Ömer Faruk, Heat’te önemli açıklıkları kapattı. Ancak Adebayo ve Dedmon’ın sakatlıktan döndüğü Toronto Raptors maçında süre alamadı. Koç Erik Spolestra, bu konuyla ilgili, “Ömer’i unutmuş değilim. Maç esnasında kullanmayı düşündüğüm zamanlar oldu. Çalışmaya devam edecek ve bir sonraki fırsatı için hazır olacak” sözleri, bu takım içindeki rekabetin ne kadar yüksek seviyede olduğunun bir göstergesi…
 
Daha önce de yazmıştım; Bam Adebayo tam bir pivot değil. Komple bir 4.5 numara. Teknik olarak birçok şeyi yapan ve sağlam bir atletizme sahip oyuncu.
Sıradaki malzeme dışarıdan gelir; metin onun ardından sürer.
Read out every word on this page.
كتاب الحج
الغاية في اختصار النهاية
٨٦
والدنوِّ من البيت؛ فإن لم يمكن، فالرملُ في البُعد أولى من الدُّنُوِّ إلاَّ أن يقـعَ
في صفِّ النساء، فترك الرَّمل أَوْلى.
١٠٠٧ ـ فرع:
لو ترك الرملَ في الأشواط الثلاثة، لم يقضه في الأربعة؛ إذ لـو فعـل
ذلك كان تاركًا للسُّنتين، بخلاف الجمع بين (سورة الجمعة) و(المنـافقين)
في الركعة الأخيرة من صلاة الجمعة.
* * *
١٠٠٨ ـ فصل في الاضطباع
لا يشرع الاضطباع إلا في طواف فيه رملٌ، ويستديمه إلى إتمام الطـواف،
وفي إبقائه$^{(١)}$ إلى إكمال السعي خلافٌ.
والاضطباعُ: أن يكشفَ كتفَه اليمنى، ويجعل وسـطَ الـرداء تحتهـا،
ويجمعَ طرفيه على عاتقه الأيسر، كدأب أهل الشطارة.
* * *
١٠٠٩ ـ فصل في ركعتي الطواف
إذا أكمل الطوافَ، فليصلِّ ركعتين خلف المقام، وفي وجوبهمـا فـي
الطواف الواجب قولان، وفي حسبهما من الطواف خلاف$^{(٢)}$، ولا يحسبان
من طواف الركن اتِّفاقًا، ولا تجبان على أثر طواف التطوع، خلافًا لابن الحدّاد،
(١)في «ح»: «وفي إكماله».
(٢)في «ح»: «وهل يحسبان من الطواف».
Dewyane Dedmon ise bir tecrübeye sahip, fiziksel ve teknik olarak Ömer Faruk Yurtseven’in takım içinde kıyaslanabileceği tek pivot.
 
Spolestra’nın dediklerini tekrardan bir düşünelim; Heat’teki kalıcılığın nereden geçtiğini bir kez daha anlıyorsunuz. Bu sadece pivotlar için geçerli değil, takımdaki tüm oyuncular için geçerli bir durum. Bu 1996’da da böyleydi, 2006’da da, şimdi de böyle… Böyle de olacak. Çünkü temeli sağlam bir yapı var. Buna da Miami Heat Kültürü deniyor.